One way to look at beginning inventory is to carry closing inventory over. For example, if a store that sells widgets and gadgets conducts accounting on a monthly basis and closes June with 15 widgets and 20 gadgets in stock, this would be the beginning inventory for July. Stores can find their closing inventory by seeing how many products they started with and subtracting sales or by manually counting the inventory.
However, the situation may be more complicated. Sometimes items are taken out of inventory because they expire, are stolen, or are damaged. Others may be added as a result of product returns. As a result, adjusting entries need to be made in order to keep inventory entries accurate. While one stray item might not be a cause for concern in the long term, when changes to inventory are not logged, this can result in increasing discrepancies that lead to confusion.
As a result, when stores come up with a beginning inventory, they consider not just the sales from the last period, but the actual inventory on hand as reflected by adjusting entries to remove or add items. Periodically, a store may close for a manual inventory in which everything in the store is counted and logged for the purpose of reconciling the inventory as recorded with the inventory that actually exists.
Also known as opening stock, the beginning inventory also has what is known as a book value, a reflection of the value of the inventory in stock. This value becomes important in situations like insurance claims, where stores must be able to show how much they lost in order to get compensation from an insurance company. As stores monitor their inventory, some of the things they look for include high theft rates, low inventory turnover that suggests that an item is unpopular, and losses incurred as a result of having to discount inventory. When items are sold on sale, the store may not break even on a product, and it will need to consider whether or not it wants to reorder that particular product.

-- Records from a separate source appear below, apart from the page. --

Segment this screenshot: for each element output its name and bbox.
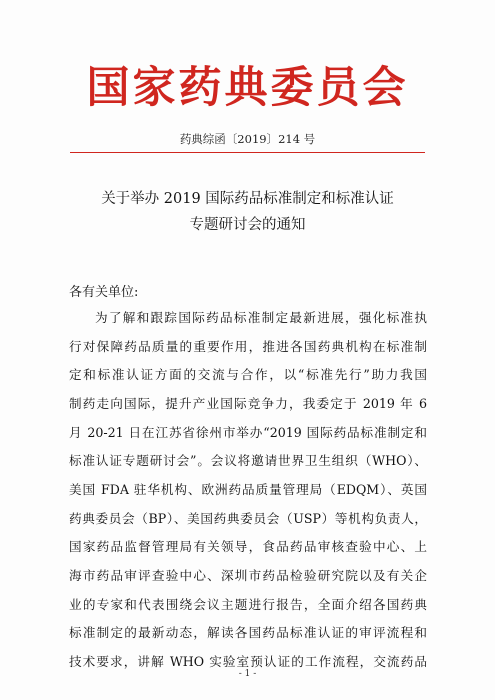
subject-line-2: 专题研讨会的通知	[189, 217, 306, 233]
body-line: 定和标准认证方面的交流与合作，以“标准先行”助力我国	[69, 367, 427, 382]
body-line: 行对保障药品质量的重要作用，推进各国药典机构在标准制	[69, 339, 427, 354]
body-line: 月 20-21 日在江苏省徐州市举办“2019 国际药品标准制定和	[69, 425, 427, 440]
page-number: - 1 -	[238, 669, 257, 679]
body-line: 为了解和跟踪国际药品标准制定最新进展，强化标准执	[95, 310, 427, 325]
body-line: 标准认证专题研讨会”。会议将邀请世界卫生组织（WHO）、	[69, 453, 427, 468]
red-divider-line	[70, 152, 425, 153]
body-line: 技术要求，讲解 WHO 实验室预认证的工作流程，交流药品	[69, 654, 427, 669]
body-line: 海市药品审评查验中心、深圳市药品检验研究院以及有关企	[69, 568, 427, 583]
subject-line-1: 关于举办 2019 国际药品标准制定和标准认证	[101, 191, 394, 207]
salutation: 各有关单位:	[69, 285, 139, 300]
body-line: 标准制定的最新动态，解读各国药品标准认证的审评流程和	[69, 625, 427, 640]
body-line: 药典委员会（BP）、美国药典委员会（USP）等机构负责人，	[69, 511, 427, 526]
document-number: 药典综函〔2019〕214 号	[179, 132, 316, 146]
body-line: 业的专家和代表围绕会议主题进行报告，全面介绍各国药典	[69, 597, 427, 612]
body-line: 国家药品监督管理局有关领导，食品药品审核查验中心、上	[69, 539, 427, 554]
notice-subject	[0, 186, 495, 238]
organization-header: 国家药典委员会	[86, 63, 409, 113]
body-line: 美国 FDA 驻华机构、欧洲药品质量管理局（EDQM）、英国	[69, 482, 427, 497]
body-line: 制药走向国际，提升产业国际竞争力，我委定于 2019 年 6	[69, 396, 427, 411]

I sell handmade jewelry online, and every month I take a beginning inventory count of my jewelry and supplies. For those of you who run very small online businesses, I think the best business inventory software is just a simple spreadsheet program, like Excel. Free ones work perfectly, too.
Spreadsheet programs add your totals up for you, so all you have to do is input the amount totals and the price per item and you’ll get a pretty good idea of what you need to order for the month, and what you have too much of.
About once every quarter, an inventory service company comes in and does a manual count on every single item in our store. I work for a huge grocery store that has hundreds of items in it.
It’s amazing to see that skilled team of 15 people come in with their hand scanners and count everything in just a few hours!
I’ve worked in retail for almost a decade, and I believe a manual count is the only way to get an accurate beginning inventory if you’re in a retail business. Like the article says, you have to account for returned and damaged products, expired goods, and even stolen merchandise.
You also have to account for lost merchandise, which gets accidentally thrown away or pushed underneath shelving by careless employees and customers.
With all the things that can happen to merchandise, I think you can’t possibly get an accurate opening inventory count in any other way.